At Jesus' baptism, after he comes out of the water, Mark writes that the heavens were being torn open (σχιζομένους, schizomenous) followed by a proclamation by the voice from heaven that Jesus was the Son of God. Then, in the crucifixion scene, immediately after Jesus breathes his last, the Temple veil was torn in two (ἐσχίσθη, eschisthe) followed by the proclamation by the Centurion that Jesus was the Son of God.

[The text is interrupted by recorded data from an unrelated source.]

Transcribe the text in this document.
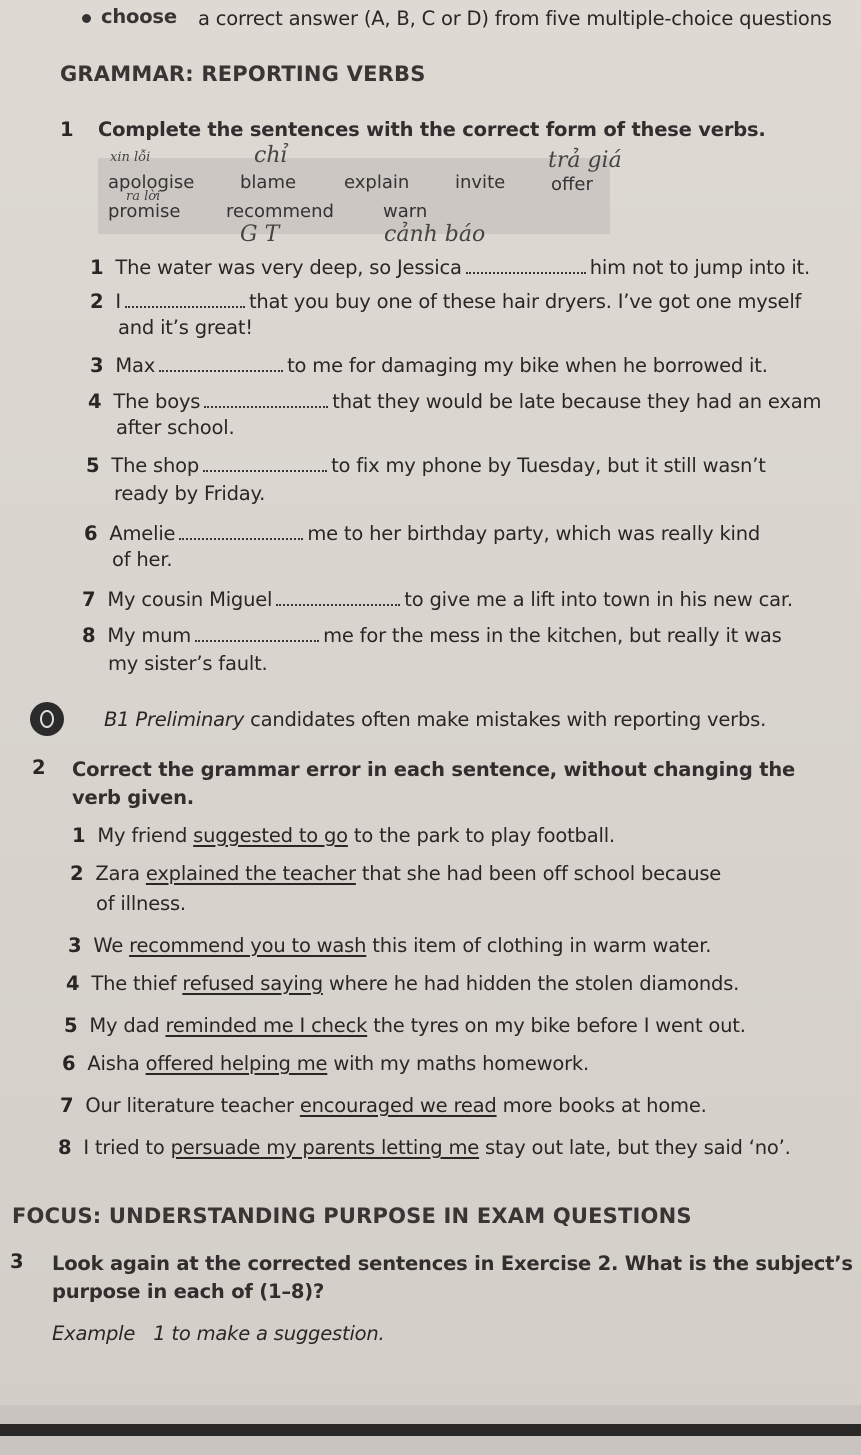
choose a correct answer (A, B, C or D) from five multiple-choice questions
GRAMMAR: REPORTING VERBS
1 Complete the sentences with the correct form of these verbs.
apologise	blame	explain	invite	offer
promise	recommend	warn
xin lỗi	chỉ	trả giá
ra lời
G T	cảnh báo
1 The water was very deep, so Jessica	him not to jump into it.
2 I	that you buy one of these hair dryers. I’ve got one myself
and it’s great!
3 Max	to me for damaging my bike when he borrowed it.
4 The boys	that they would be late because they had an exam
after school.
5 The shop	to fix my phone by Tuesday, but it still wasn’t
ready by Friday.
6 Amelie	me to her birthday party, which was really kind
of her.
7 My cousin Miguel	to give me a lift into town in his new car.
8 My mum	me for the mess in the kitchen, but really it was
my sister’s fault.
B1 Preliminary candidates often make mistakes with reporting verbs.
2 Correct the grammar error in each sentence, without changing the
verb given.
1 My friend suggested to go to the park to play football.
2 Zara explained the teacher that she had been off school because
of illness.
3 We recommend you to wash this item of clothing in warm water.
4 The thief refused saying where he had hidden the stolen diamonds.
5 My dad reminded me I check the tyres on my bike before I went out.
6 Aisha offered helping me with my maths homework.
7 Our literature teacher encouraged we read more books at home.
8 I tried to persuade my parents letting me stay out late, but they said ‘no’.
FOCUS: UNDERSTANDING PURPOSE IN EXAM QUESTIONS
3 Look again at the corrected sentences in Exercise 2. What is the subject’s
purpose in each of (1–8)?
Example 1 to make a suggestion.
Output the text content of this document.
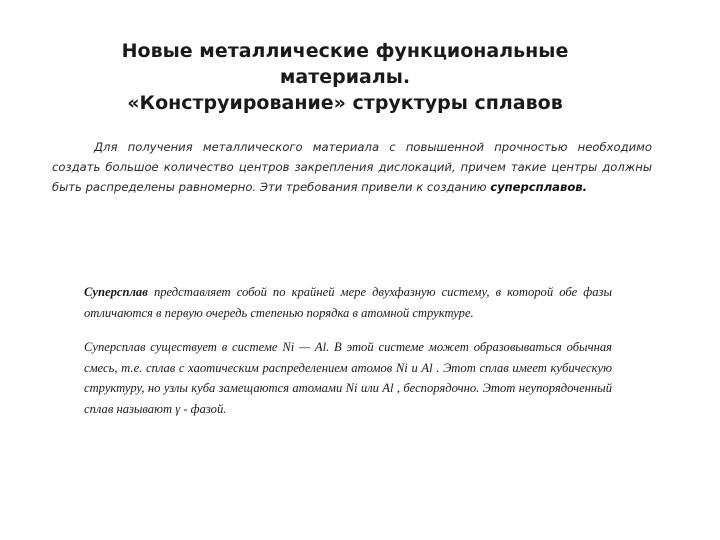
Новые металлические функциональные
материалы.
«Конструирование» структуры сплавов
Для получения металлического материала с повышенной прочностью необходимо создать большое количество центров закрепления дислокаций, причем такие центры должны быть распределены равномерно. Эти требования привели к созданию суперсплавов.

Суперсплав представляет собой по крайней мере двухфазную систему, в которой обе фазы отличаются в первую очередь степенью порядка в атомной структуре.

Суперсплав существует в системе Ni — Al. В этой системе может образовываться обычная смесь, т.е. сплав с хаотическим распределением атомов Ni и Al . Этот сплав имеет кубическую структуру, но узлы куба замещаются атомами Ni или Al , беспорядочно. Этот неупорядоченный сплав называют γ - фазой.
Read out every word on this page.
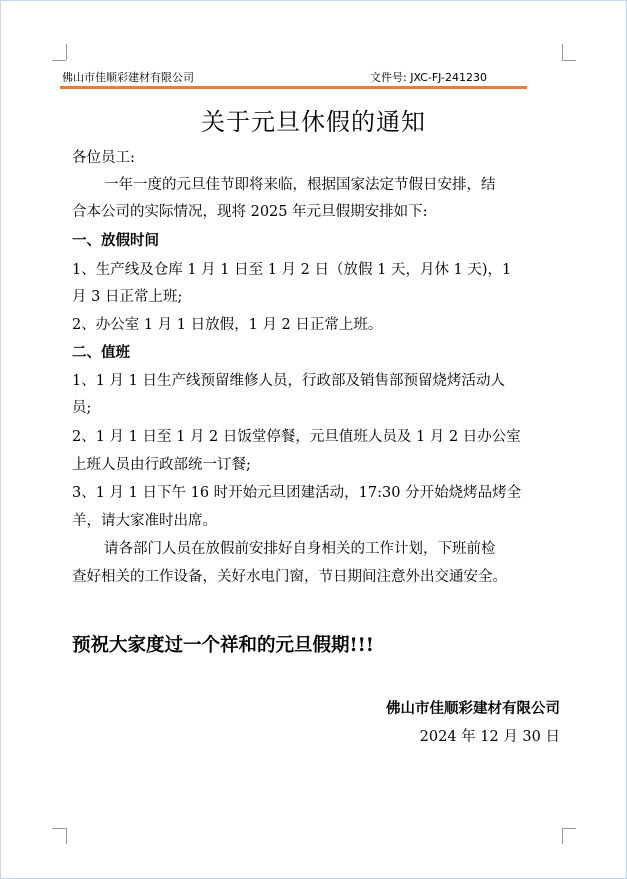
佛山市佳顺彩建材有限公司	文件号: JXC-FJ-241230
关于元旦休假的通知
各位员工:
一年一度的元旦佳节即将来临，根据国家法定节假日安排，结
合本公司的实际情况，现将 2025 年元旦假期安排如下:
一、放假时间
1、生产线及仓库 1 月 1 日至 1 月 2 日（放假 1 天，月休 1 天)，1
月 3 日正常上班;
2、办公室 1 月 1 日放假，1 月 2 日正常上班。
二、值班
1、1 月 1 日生产线预留维修人员，行政部及销售部预留烧烤活动人
员;
2、1 月 1 日至 1 月 2 日饭堂停餐，元旦值班人员及 1 月 2 日办公室
上班人员由行政部统一订餐;
3、1 月 1 日下午 16 时开始元旦团建活动，17:30 分开始烧烤品烤全
羊，请大家准时出席。
请各部门人员在放假前安排好自身相关的工作计划，下班前检
查好相关的工作设备，关好水电门窗，节日期间注意外出交通安全。
预祝大家度过一个祥和的元旦假期!!!
佛山市佳顺彩建材有限公司
2024 年 12 月 30 日
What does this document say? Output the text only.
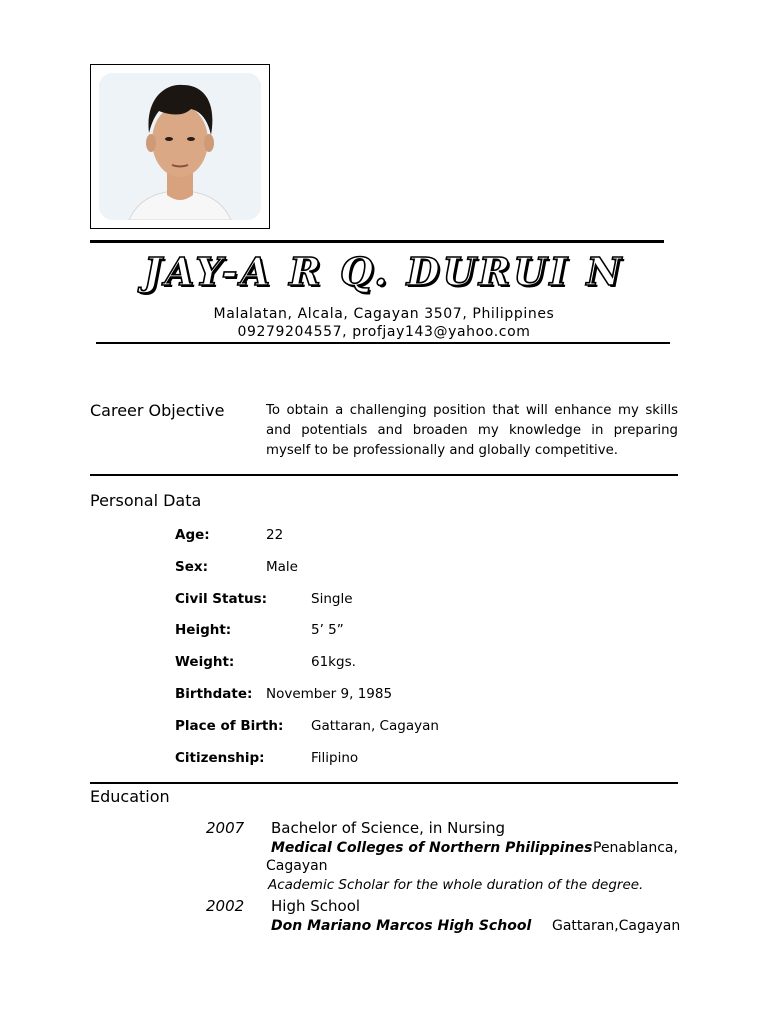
JAY-A R Q. DURUI N
Malalatan, Alcala, Cagayan 3507, Philippines
09279204557, profjay143@yahoo.com
Career Objective	To obtain a challenging position that will enhance my skills and potentials and broaden my knowledge in preparing myself to be professionally and globally competitive.
Personal Data
Age:	22
Sex:	Male
Civil Status:	Single
Height:	5’ 5”
Weight:	61kgs.
Birthdate: November 9, 1985
Place of Birth: Gattaran, Cagayan
Citizenship:	Filipino
Education
2007 Bachelor of Science, in Nursing
Medical Colleges of Northern Philippines Penablanca,
Cagayan
Academic Scholar for the whole duration of the degree.
2002 High School
Don Mariano Marcos High School Gattaran,Cagayan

Juel writes the following on the significance of this tearing of both the heavens and the Temple veil:
"What does the tearing mean? It may mean, as interpreted in the Letter to the Hebrews (esp. chapters 9-10), that we now have access to God: We can "have confidence to enter the sanctuary by the blood of Jesus" (Heb. 10:19). Viewed from another perspective, the image may suggest that the protecting barriers are gone and that God, unwilling to be confined to sacred spaces, is on the loose in our own realm. If characters in the story find Jesus' ministry threatening, then they may have good reason. The imagery has enormous power to shape imagination and to open readers to the story. That is, Mark's narrative is about the intrusion of God into a world that has become alien territory -- An intrusion that means both life and death." (Donald Juel, A Master of Surprise, (Minneapolis: Fortress Press, 35-36), 35-36.)I love the thought of summing up the gospel of Mark with the phrase, "God is on the loose."